Three people were killed, hundreds were homeless and there were millions of dollars of damage.
Compared to how it could have turned out, we were collectively and relatively lucky.
This week marked the fifth anniversary of the event. I know some people are tired of hearing about the tornado, but for others the tornado still plays a role in their lives.
For those who lost everything or damn near everything, the tornado is still a very recent and painful memory.
In my neighborhood, the tornado damaged and destroyed homes and ruined the Elias Brookings School. Down the hill in the South End, the tornado cut a clear path in that neighborhood as it did in East Forest Park and Sixteen Acres.
It went past my house in a matter of moments. I watched it as it drove shards of debris into our roof, wrecked the back porch, tore off siding, destroyed all of our old growth trees, caused damage to the garage and wrecked a car.
It was genuinely surreal. A tornado in Springfield, Massachusetts?
We were lucky though. We could still live in our home. We still had electricity and gas.
For me I saw the best and worst of humanity during the aftermath. Less than an hour later, there were people with chainsaws laboring to clear my street from the debris of fallen trees and chunks of buildings that were preventing any travel.
The generosity of spirit was wonderful. The street was eventually cleared so emergency vehicles could pass and people who hadn’t been home at the time could get back to their residences.
I also saw the other side – slack-jawed gawkers driving through the neighborhood with one hand on the steering wheel and the other holding a video camera. I sat on my front steps wanting to give them the one-fingered salute. Neighbors who hadn’t been affected by the tornado at all, lining up to get free meals and bottled water from Red Cross volunteers.
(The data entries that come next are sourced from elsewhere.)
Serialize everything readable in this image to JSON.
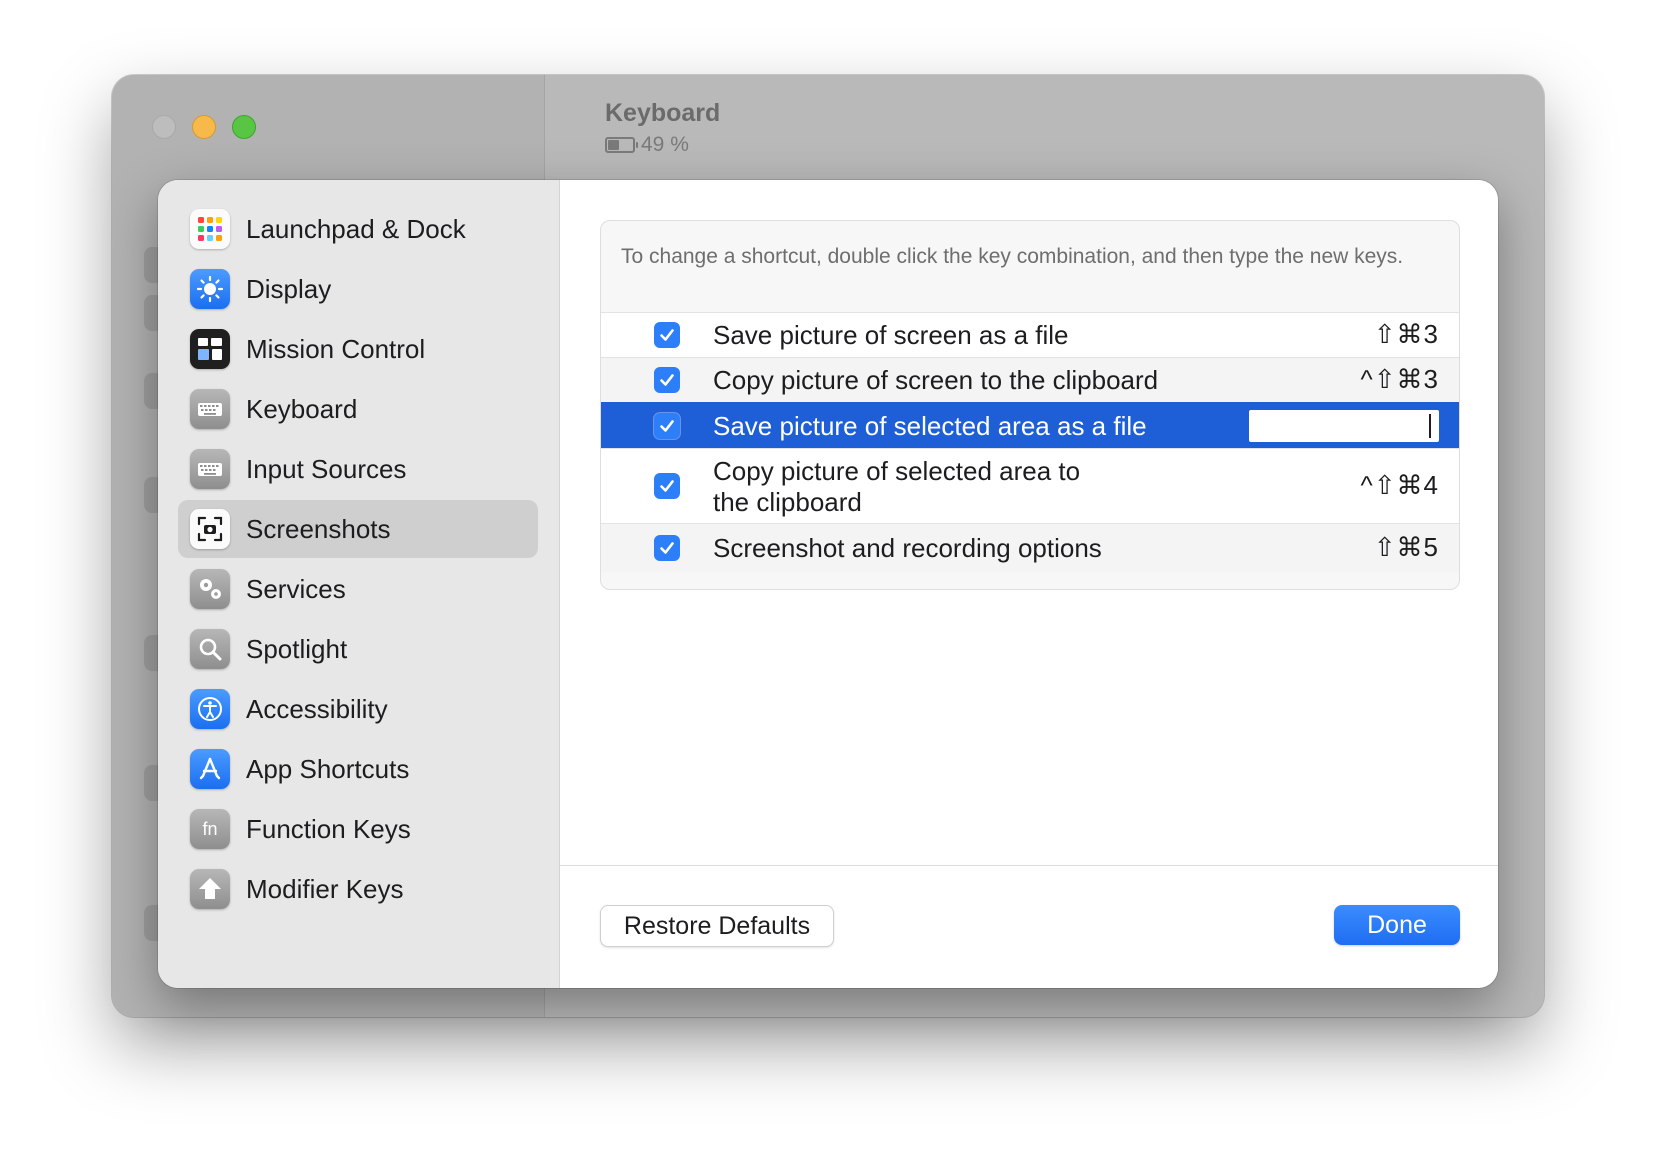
{
  "window": {
    "title": "Keyboard",
    "battery_text": "49 %",
    "battery_level_percent": 49
  },
  "sidebar": {
    "items": [
      {
        "label": "Launchpad & Dock",
        "icon": "launchpad-icon"
      },
      {
        "label": "Display",
        "icon": "display-brightness-icon"
      },
      {
        "label": "Mission Control",
        "icon": "mission-control-icon"
      },
      {
        "label": "Keyboard",
        "icon": "keyboard-icon"
      },
      {
        "label": "Input Sources",
        "icon": "keyboard-icon"
      },
      {
        "label": "Screenshots",
        "icon": "screenshot-icon",
        "selected": true
      },
      {
        "label": "Services",
        "icon": "gears-icon"
      },
      {
        "label": "Spotlight",
        "icon": "magnifier-icon"
      },
      {
        "label": "Accessibility",
        "icon": "accessibility-icon"
      },
      {
        "label": "App Shortcuts",
        "icon": "app-store-icon"
      },
      {
        "label": "Function Keys",
        "icon": "fn-icon"
      },
      {
        "label": "Modifier Keys",
        "icon": "arrow-up-icon"
      }
    ]
  },
  "main": {
    "help_text": "To change a shortcut, double click the key combination, and then type the new keys.",
    "shortcuts": [
      {
        "label": "Save picture of screen as a file",
        "keys": "⇧⌘3",
        "checked": true
      },
      {
        "label": "Copy picture of screen to the clipboard",
        "keys": "^⇧⌘3",
        "checked": true
      },
      {
        "label": "Save picture of selected area as a file",
        "keys": "",
        "checked": true,
        "selected": true,
        "editing": true
      },
      {
        "label": "Copy picture of selected area to",
        "label_line2": "the clipboard",
        "keys": "^⇧⌘4",
        "checked": true
      },
      {
        "label": "Screenshot and recording options",
        "keys": "⇧⌘5",
        "checked": true
      }
    ],
    "restore_label": "Restore Defaults",
    "done_label": "Done"
  },
  "colors": {
    "accent": "#1e5fd8",
    "checkbox": "#2d7ff9",
    "traffic_close": "#bdbdbd",
    "traffic_minimize": "#f6b94a",
    "traffic_maximize": "#58c544"
  }
}
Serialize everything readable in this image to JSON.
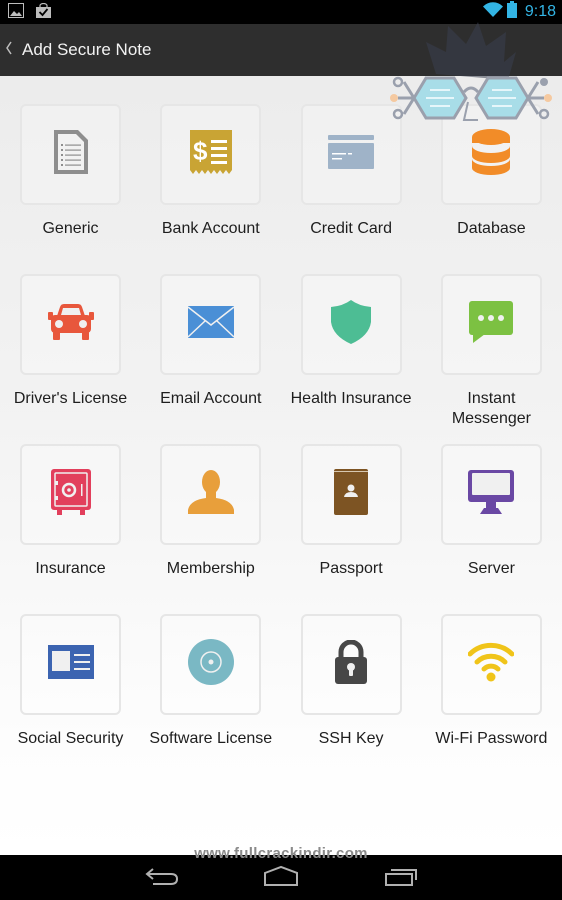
{
  "status_bar": {
    "notification_icons": [
      "image-icon",
      "shopping-bag-check-icon"
    ],
    "wifi_icon": "wifi-icon",
    "battery_icon": "battery-icon",
    "time": "9:18",
    "accent_color": "#33b5e5"
  },
  "action_bar": {
    "back_icon": "chevron-left-icon",
    "title": "Add Secure Note"
  },
  "note_types": [
    {
      "label": "Generic",
      "icon": "document-icon",
      "color": "#8e8e8e"
    },
    {
      "label": "Bank Account",
      "icon": "receipt-dollar-icon",
      "color": "#c9a434"
    },
    {
      "label": "Credit Card",
      "icon": "credit-card-icon",
      "color": "#9fb3c8"
    },
    {
      "label": "Database",
      "icon": "database-icon",
      "color": "#f28c28"
    },
    {
      "label": "Driver's License",
      "icon": "car-icon",
      "color": "#e8573c"
    },
    {
      "label": "Email Account",
      "icon": "envelope-icon",
      "color": "#4a8fd6"
    },
    {
      "label": "Health Insurance",
      "icon": "shield-icon",
      "color": "#4dbd94"
    },
    {
      "label": "Instant Messenger",
      "icon": "chat-bubble-icon",
      "color": "#7cc142"
    },
    {
      "label": "Insurance",
      "icon": "safe-icon",
      "color": "#e23f5c"
    },
    {
      "label": "Membership",
      "icon": "person-icon",
      "color": "#e89f3b"
    },
    {
      "label": "Passport",
      "icon": "passport-icon",
      "color": "#7d5423"
    },
    {
      "label": "Server",
      "icon": "monitor-icon",
      "color": "#6a48a4"
    },
    {
      "label": "Social Security",
      "icon": "id-card-icon",
      "color": "#3c64b1"
    },
    {
      "label": "Software License",
      "icon": "disc-icon",
      "color": "#7ab8c4"
    },
    {
      "label": "SSH Key",
      "icon": "padlock-icon",
      "color": "#474747"
    },
    {
      "label": "Wi-Fi Password",
      "icon": "wifi-signal-icon",
      "color": "#f0c419"
    }
  ],
  "nav_bar": {
    "back": "back-arrow-icon",
    "home": "home-icon",
    "recents": "recent-apps-icon"
  },
  "watermark": {
    "url_text": "www.fullcrackindir.com"
  }
}
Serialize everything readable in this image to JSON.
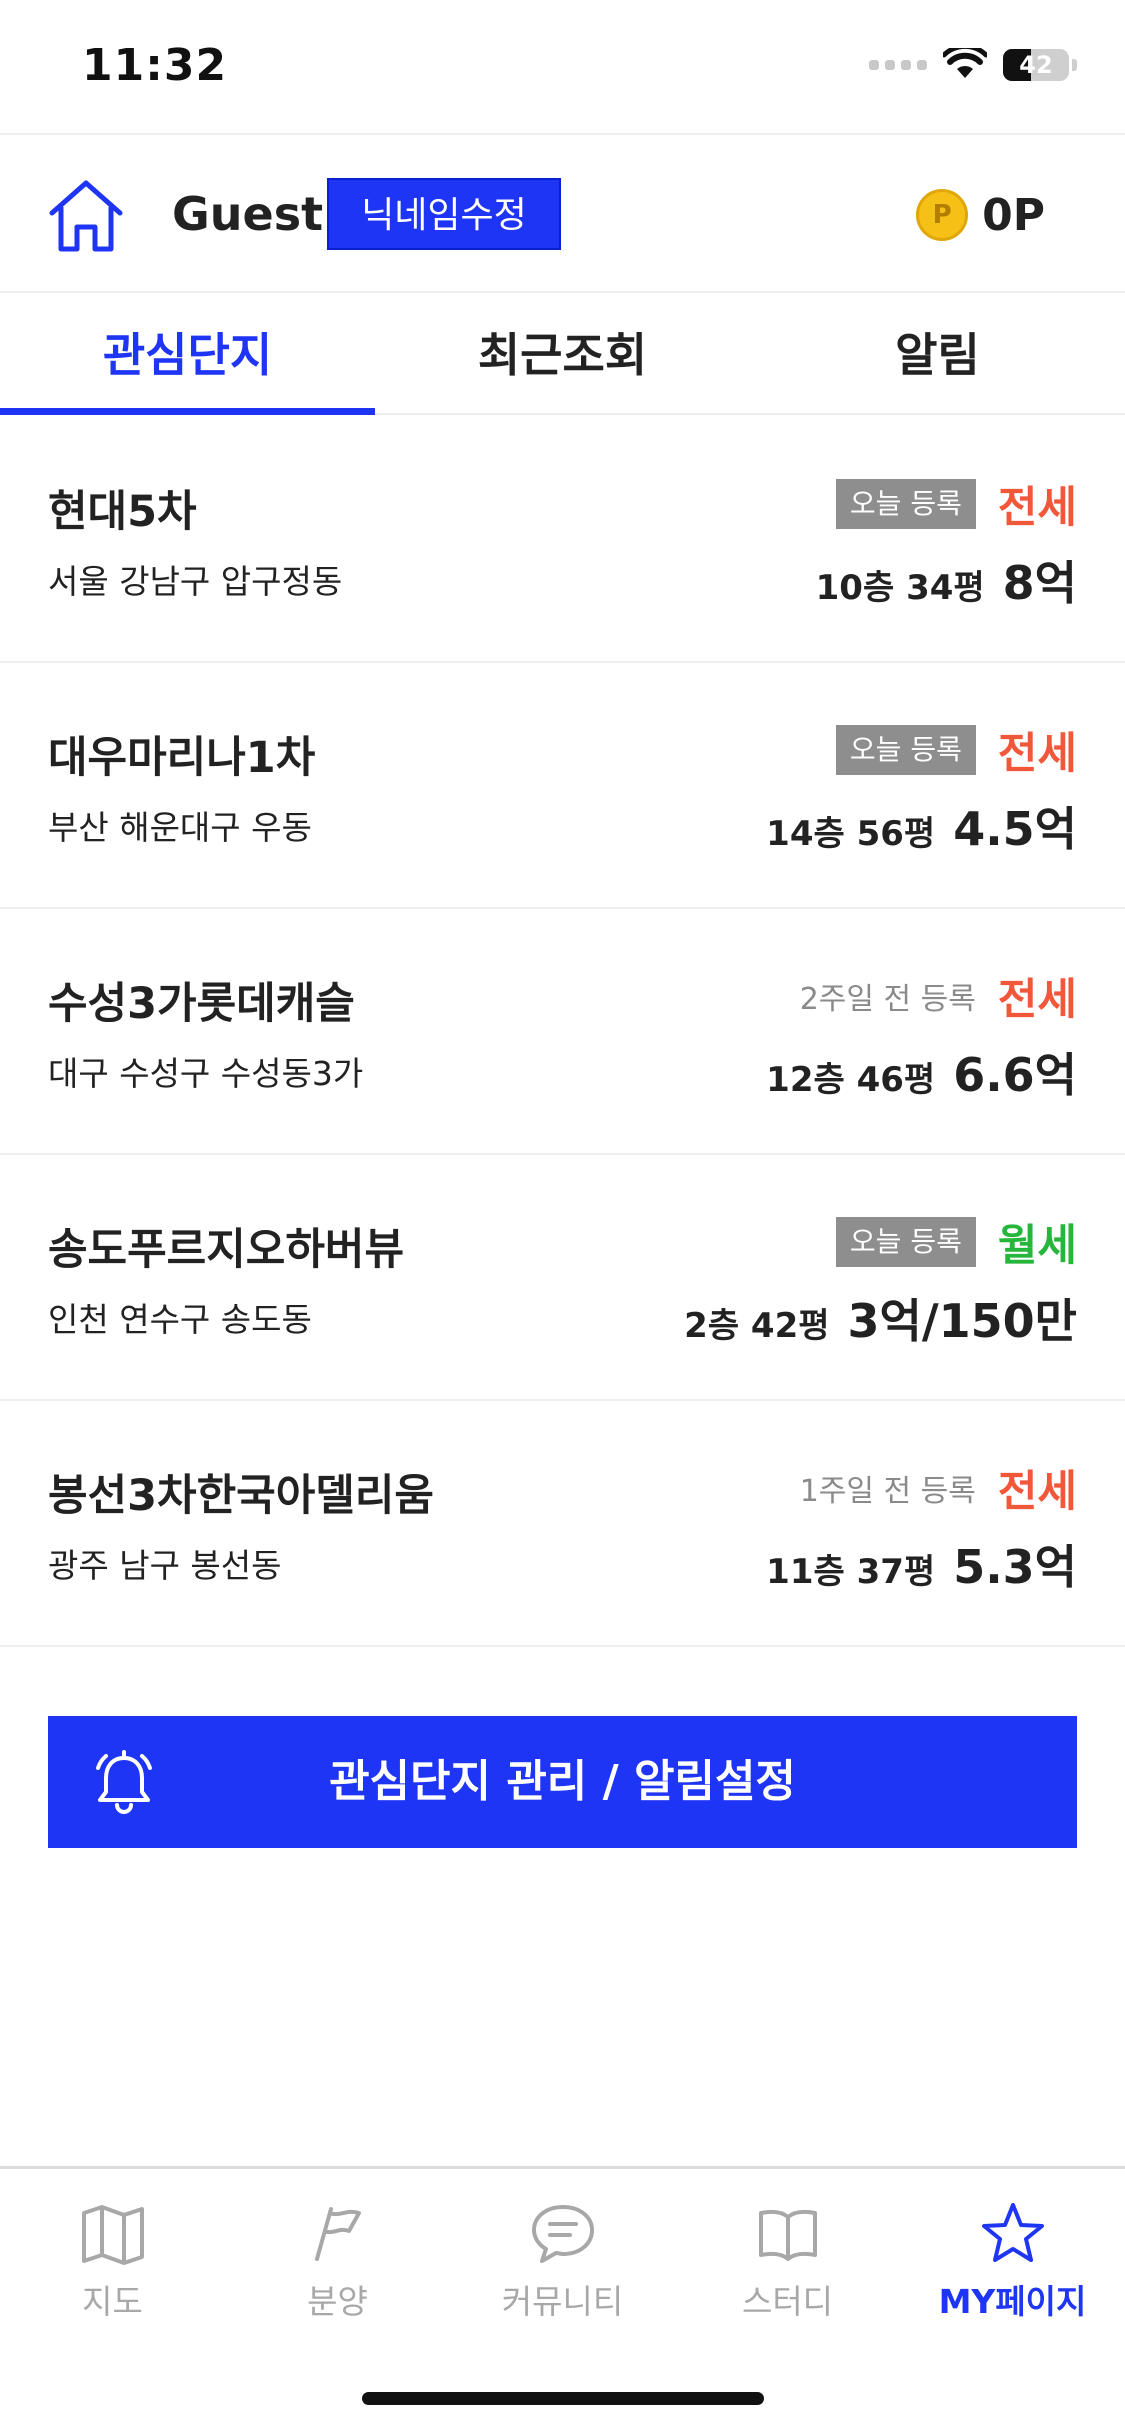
{
  "status_bar": {
    "time": "11:32",
    "battery": "42",
    "battery_level": 0.42
  },
  "profile": {
    "name": "Guest",
    "nickname_button": "닉네임수정",
    "points": "0P",
    "coin_symbol": "P"
  },
  "tabs": [
    {
      "label": "관심단지",
      "active": true
    },
    {
      "label": "최근조회",
      "active": false
    },
    {
      "label": "알림",
      "active": false
    }
  ],
  "items": [
    {
      "name": "현대5차",
      "address": "서울 강남구 압구정동",
      "registered": "오늘 등록",
      "registered_badge": true,
      "deal_type": "전세",
      "deal_kind": "jeonse",
      "floor_size": "10층 34평",
      "price": "8억"
    },
    {
      "name": "대우마리나1차",
      "address": "부산 해운대구 우동",
      "registered": "오늘 등록",
      "registered_badge": true,
      "deal_type": "전세",
      "deal_kind": "jeonse",
      "floor_size": "14층 56평",
      "price": "4.5억"
    },
    {
      "name": "수성3가롯데캐슬",
      "address": "대구 수성구 수성동3가",
      "registered": "2주일 전 등록",
      "registered_badge": false,
      "deal_type": "전세",
      "deal_kind": "jeonse",
      "floor_size": "12층 46평",
      "price": "6.6억"
    },
    {
      "name": "송도푸르지오하버뷰",
      "address": "인천 연수구 송도동",
      "registered": "오늘 등록",
      "registered_badge": true,
      "deal_type": "월세",
      "deal_kind": "wolse",
      "floor_size": "2층 42평",
      "price": "3억/150만"
    },
    {
      "name": "봉선3차한국아델리움",
      "address": "광주 남구 봉선동",
      "registered": "1주일 전 등록",
      "registered_badge": false,
      "deal_type": "전세",
      "deal_kind": "jeonse",
      "floor_size": "11층 37평",
      "price": "5.3억"
    }
  ],
  "manage_button": {
    "label": "관심단지 관리 / 알림설정",
    "icon": "bell-icon"
  },
  "bottom_nav": [
    {
      "label": "지도",
      "icon": "map-icon",
      "active": false
    },
    {
      "label": "분양",
      "icon": "flag-icon",
      "active": false
    },
    {
      "label": "커뮤니티",
      "icon": "chat-icon",
      "active": false
    },
    {
      "label": "스터디",
      "icon": "book-icon",
      "active": false
    },
    {
      "label": "MY페이지",
      "icon": "star-icon",
      "active": true
    }
  ],
  "colors": {
    "accent": "#1f35f5",
    "jeonse": "#f1583a",
    "wolse": "#27b63c",
    "badge": "#8e8e8e",
    "inactive": "#a8a8a8"
  }
}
People coming to the neighborhood to pick through debris – groups of men with pick up trucks looking for scrap metal and an elderly couple grabbing lawn furniture from a heap in front of what used to be a home.
I appreciated the frequent drive-throughs by Mayor Domenic Sarno who made sure he knew what was happening in the affected neighborhoods.
I know personally of the struggles people had with insurance companies and mortgage holders in the effort to restore their homes or businesses. My wife and I had to hire a public adjustor to wrestle with our insurance company and it took us two years to find a contractor willing to work with us.
Work on restoring our back yard was just finished last year and was not part of any insurance settlement.
Five years later one would think the tornado’s effects would have been largely erased. Not true. There are still vacant lots in the South End and in my neighborhood, for instance, that have not been redeveloped.
There have been many new homes built along Central Street, but there is a capacity for more.
The former Brookings School has been replaced with a beautiful new building, but the only park in the neighborhood has not yet been fully restored where the temporary school building had been.
The most terrible irony is without the tornado, the city would probably never had the funds to replace the old and barely adequate Brookings School. It would have never replaced the brick sidewalks on my streets with safer concrete ones. Would the new homes have happened without the tornado?
At the risk of offending the families of those who perished, there was good that came out of this disaster. As much progress that has been made to restore and heal, much more needs to be done.